Stakeholders add that the new spectrum recommendations further encourage African countries to enable spectrum sharing by giving licensees the right to share their spectrum voluntarily through various means such as trading and national roaming agreements.
“Additionally, African countries through the recommendations, are urged to adopt a licensing approach aimed at promoting the right mix of low, mid and high radio band spectrum to ensure that all communications service providers (CSPs) have access to spectrum amounts and type that allows for the development of a variety of use cases and caters to enterprise and customer demands.”
Speaking during the launch ceremony, ATU Secretary General John Omo said, “The launch of these recommendations is a joint effort aimed at expediting the rollout of ICT driven technologies for the development of digital economies in Africa.”
The Minister of Posts and Telecommunications of Cameroon, Minette Libom Li Likeng affirmed that the new measures compliment African countries’ continued growth in mobile broadband.
The recommendations come at a time when Africa is looking to harness ICT driven innovation, with a rapid rise in usage of technology and smartphones. The November 2020 Ericsson Mobility Report projects that by 2026, mobile broadband subscriptions in Sub-Saharan Africa will increase to up to 76%.
Fadi Pharaon, President of Ericsson Middle East Africa, said, "Fostering agility and innovation from next generation ICT infrastructure is important for Africa’s growth and sustainability.”
He also reiterated the importance of spectrum management strategies highlighted in the recommendations saying that they can be considered as opportunities to accelerate Africa’s digitalisation and set #AfricaInMotion.
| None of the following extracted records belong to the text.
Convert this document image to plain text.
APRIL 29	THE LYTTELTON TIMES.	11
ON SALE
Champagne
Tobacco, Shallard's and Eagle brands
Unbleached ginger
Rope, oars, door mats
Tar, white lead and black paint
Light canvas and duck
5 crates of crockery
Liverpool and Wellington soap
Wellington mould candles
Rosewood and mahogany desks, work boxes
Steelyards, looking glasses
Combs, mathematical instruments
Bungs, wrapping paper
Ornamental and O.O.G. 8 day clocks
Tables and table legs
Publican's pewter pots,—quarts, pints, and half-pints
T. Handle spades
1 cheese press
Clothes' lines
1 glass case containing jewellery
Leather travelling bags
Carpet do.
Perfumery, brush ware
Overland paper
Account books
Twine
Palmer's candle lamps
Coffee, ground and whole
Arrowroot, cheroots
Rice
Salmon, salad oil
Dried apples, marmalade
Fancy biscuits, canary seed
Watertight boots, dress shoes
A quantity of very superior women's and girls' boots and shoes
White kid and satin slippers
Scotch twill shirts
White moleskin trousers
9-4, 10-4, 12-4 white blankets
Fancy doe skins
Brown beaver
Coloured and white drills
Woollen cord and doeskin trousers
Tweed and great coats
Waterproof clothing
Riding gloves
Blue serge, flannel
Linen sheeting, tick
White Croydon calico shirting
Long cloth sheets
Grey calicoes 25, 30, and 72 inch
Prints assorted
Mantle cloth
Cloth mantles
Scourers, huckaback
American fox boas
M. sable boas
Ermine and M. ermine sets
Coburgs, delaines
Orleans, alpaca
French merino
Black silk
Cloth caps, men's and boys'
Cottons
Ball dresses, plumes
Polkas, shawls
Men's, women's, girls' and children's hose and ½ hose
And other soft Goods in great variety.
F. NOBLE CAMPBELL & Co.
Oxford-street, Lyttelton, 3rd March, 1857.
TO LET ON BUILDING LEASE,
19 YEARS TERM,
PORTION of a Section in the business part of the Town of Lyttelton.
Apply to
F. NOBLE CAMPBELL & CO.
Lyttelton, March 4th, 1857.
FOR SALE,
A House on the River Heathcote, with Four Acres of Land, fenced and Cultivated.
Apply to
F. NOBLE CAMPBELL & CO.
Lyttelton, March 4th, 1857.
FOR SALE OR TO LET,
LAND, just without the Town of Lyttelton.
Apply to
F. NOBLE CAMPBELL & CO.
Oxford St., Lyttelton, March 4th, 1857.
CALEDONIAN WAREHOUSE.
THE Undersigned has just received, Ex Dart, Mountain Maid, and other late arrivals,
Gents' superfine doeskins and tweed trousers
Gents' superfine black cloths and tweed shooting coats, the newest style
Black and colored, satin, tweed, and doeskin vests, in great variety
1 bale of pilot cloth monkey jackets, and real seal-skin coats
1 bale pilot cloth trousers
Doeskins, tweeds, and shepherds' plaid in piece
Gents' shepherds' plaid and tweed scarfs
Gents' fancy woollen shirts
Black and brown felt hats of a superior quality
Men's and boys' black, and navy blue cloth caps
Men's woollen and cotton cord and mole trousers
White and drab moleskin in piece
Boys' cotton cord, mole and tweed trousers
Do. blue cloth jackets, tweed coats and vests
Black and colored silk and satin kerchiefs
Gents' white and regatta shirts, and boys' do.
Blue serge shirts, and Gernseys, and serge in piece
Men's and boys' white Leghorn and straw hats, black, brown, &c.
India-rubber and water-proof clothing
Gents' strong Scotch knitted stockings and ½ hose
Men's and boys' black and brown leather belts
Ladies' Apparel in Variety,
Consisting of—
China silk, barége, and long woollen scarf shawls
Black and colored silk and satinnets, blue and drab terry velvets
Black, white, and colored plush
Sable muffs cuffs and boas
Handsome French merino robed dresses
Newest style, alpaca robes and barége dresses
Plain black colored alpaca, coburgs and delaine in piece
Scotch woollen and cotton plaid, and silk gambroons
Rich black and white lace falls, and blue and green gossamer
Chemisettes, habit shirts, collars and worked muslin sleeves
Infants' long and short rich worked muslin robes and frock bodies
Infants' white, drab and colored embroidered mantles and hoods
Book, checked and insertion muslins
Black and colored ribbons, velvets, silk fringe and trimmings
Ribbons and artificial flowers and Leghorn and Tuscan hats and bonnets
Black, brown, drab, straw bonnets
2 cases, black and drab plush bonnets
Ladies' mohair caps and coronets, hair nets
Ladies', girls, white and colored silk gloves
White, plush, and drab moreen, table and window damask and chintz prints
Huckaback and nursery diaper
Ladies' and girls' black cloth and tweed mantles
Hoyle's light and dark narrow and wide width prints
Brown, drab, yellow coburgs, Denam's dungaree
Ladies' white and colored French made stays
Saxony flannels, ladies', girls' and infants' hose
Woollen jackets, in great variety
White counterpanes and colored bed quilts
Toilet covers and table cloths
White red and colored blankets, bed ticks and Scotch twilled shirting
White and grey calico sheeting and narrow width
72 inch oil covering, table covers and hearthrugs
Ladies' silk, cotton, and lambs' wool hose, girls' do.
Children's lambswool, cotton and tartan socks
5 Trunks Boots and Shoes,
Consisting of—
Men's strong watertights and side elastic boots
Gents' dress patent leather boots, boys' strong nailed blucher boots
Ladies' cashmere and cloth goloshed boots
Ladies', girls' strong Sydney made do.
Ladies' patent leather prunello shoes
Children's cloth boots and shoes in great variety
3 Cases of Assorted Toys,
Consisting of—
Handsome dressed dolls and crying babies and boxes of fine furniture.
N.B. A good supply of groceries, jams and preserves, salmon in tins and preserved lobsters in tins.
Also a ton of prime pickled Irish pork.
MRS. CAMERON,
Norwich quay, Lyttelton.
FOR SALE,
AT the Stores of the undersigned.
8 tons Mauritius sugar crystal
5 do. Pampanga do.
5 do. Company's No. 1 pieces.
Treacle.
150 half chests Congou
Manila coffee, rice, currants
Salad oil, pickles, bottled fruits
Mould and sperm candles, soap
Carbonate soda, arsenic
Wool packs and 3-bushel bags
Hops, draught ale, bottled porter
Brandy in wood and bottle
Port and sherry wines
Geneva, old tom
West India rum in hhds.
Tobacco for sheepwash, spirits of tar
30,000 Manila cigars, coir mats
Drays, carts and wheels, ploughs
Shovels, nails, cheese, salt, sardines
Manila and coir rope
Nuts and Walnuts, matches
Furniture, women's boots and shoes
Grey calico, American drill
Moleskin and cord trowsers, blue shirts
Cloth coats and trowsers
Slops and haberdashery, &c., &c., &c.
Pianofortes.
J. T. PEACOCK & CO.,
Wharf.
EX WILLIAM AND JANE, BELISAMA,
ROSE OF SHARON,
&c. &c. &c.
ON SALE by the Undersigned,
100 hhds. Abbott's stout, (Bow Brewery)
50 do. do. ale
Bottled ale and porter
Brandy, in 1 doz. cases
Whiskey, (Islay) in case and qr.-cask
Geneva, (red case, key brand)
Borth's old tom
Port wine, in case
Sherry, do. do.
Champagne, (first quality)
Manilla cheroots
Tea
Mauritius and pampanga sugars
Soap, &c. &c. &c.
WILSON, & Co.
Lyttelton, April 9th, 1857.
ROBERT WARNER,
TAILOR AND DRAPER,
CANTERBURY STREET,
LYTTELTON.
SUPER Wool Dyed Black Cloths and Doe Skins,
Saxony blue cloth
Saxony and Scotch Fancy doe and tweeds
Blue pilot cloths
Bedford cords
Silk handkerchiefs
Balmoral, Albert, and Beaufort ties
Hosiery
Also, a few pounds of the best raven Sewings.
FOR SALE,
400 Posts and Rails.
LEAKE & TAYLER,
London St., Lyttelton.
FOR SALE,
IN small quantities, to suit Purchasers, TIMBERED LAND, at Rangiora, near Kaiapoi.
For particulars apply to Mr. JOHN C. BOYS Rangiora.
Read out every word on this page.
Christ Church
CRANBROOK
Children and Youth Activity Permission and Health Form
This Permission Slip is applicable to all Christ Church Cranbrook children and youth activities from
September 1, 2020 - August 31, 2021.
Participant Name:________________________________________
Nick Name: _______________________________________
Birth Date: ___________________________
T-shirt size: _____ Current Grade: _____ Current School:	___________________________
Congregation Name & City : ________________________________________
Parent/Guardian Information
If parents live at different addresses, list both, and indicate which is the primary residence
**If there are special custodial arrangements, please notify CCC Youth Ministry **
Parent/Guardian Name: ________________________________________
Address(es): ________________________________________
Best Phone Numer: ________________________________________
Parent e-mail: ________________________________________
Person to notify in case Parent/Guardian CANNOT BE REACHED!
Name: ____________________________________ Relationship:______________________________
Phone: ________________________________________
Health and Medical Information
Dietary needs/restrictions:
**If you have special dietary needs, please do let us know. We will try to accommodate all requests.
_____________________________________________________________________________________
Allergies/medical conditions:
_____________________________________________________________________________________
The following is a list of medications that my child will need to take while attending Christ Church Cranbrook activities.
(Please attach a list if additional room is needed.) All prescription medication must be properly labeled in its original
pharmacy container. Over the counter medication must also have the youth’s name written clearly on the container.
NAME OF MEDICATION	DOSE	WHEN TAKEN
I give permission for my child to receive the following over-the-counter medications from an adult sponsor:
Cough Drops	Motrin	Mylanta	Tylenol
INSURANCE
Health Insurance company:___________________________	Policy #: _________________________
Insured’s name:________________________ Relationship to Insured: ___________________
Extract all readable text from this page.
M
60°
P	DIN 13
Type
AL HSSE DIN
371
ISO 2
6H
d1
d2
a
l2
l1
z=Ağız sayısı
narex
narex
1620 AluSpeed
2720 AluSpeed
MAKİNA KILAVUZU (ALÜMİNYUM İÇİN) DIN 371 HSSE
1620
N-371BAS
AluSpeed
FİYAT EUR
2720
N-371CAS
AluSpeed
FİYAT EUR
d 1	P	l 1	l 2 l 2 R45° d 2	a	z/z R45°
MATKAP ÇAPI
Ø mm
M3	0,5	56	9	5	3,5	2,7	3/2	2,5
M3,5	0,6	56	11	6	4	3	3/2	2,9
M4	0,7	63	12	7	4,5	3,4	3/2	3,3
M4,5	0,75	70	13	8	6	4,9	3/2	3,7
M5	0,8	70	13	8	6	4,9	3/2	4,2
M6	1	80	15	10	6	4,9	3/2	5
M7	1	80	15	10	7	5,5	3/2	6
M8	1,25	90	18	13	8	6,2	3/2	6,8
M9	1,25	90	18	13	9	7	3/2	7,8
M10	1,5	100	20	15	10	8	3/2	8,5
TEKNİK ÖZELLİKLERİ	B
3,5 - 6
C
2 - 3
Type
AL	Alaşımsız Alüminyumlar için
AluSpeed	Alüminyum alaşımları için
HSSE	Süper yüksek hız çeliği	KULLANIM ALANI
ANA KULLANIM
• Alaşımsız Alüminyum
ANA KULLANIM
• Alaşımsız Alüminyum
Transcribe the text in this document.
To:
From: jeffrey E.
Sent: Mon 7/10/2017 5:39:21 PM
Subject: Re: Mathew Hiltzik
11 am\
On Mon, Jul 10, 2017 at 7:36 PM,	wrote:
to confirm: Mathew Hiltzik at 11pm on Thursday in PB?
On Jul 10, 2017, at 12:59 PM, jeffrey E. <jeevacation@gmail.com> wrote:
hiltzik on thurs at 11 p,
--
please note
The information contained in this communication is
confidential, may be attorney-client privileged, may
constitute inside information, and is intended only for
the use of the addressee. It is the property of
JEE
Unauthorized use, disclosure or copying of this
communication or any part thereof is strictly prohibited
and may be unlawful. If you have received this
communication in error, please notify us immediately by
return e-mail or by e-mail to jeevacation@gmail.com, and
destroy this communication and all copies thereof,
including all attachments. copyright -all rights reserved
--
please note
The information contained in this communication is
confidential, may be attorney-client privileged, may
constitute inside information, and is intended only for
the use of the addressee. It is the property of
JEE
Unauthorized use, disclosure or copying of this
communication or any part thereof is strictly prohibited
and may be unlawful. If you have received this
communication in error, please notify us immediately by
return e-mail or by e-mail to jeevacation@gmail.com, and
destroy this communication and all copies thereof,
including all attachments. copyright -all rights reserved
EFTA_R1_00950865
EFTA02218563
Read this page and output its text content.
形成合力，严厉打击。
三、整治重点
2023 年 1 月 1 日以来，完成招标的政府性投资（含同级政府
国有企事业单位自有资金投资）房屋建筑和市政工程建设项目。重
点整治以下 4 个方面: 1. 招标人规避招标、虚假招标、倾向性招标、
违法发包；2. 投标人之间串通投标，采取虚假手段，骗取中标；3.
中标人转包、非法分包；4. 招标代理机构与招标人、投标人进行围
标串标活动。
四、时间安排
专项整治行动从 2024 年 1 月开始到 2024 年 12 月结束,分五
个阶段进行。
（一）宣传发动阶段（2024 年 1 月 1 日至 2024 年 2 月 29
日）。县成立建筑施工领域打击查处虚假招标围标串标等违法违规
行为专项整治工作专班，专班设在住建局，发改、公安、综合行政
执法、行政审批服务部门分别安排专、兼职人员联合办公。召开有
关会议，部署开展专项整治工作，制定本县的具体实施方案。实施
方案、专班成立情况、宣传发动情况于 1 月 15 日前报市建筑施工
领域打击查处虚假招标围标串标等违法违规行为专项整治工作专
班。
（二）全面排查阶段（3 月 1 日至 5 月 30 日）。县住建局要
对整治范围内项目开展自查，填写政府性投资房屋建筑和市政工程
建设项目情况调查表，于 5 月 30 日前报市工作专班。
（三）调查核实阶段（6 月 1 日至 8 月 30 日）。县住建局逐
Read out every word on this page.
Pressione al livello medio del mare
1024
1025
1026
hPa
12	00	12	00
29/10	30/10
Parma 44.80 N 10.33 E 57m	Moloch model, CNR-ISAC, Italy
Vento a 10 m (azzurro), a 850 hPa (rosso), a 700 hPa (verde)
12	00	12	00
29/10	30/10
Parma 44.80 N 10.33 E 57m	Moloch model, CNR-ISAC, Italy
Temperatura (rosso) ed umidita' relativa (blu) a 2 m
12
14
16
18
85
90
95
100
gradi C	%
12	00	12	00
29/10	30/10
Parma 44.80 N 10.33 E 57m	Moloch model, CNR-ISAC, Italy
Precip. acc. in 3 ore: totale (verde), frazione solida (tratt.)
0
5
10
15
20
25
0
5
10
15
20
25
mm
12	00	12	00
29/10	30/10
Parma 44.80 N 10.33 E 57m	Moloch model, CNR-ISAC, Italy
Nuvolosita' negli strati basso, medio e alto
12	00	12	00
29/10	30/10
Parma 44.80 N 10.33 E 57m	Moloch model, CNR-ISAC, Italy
Following the launch of the recommendations, ATU will work with countries and all the stakeholders across the continent to support the implementation process.
The aim is for African countries to release the recommended spectrum and license it to the national telecommunications operators in a cost-effective manner. This would enable CSPs to serve the demands of increasing communication needs and prepare them to deliver new technologies such as 5G, which look to revolutionise industries, enterprise, and consumers alike.
ITWeb reported that according to the findings of the Socio-Economic Impact Assessment (SEIA) paper on South Africa’s ICT and spectrum policy, regulatory flaws in the country’s spectrum auction process will result in alienation of mobile network operators, MTN and Vodacom.
The paper was commissioned by the Free Market Foundation (FMF) and conducted by ICT consulting firm dotadvisors.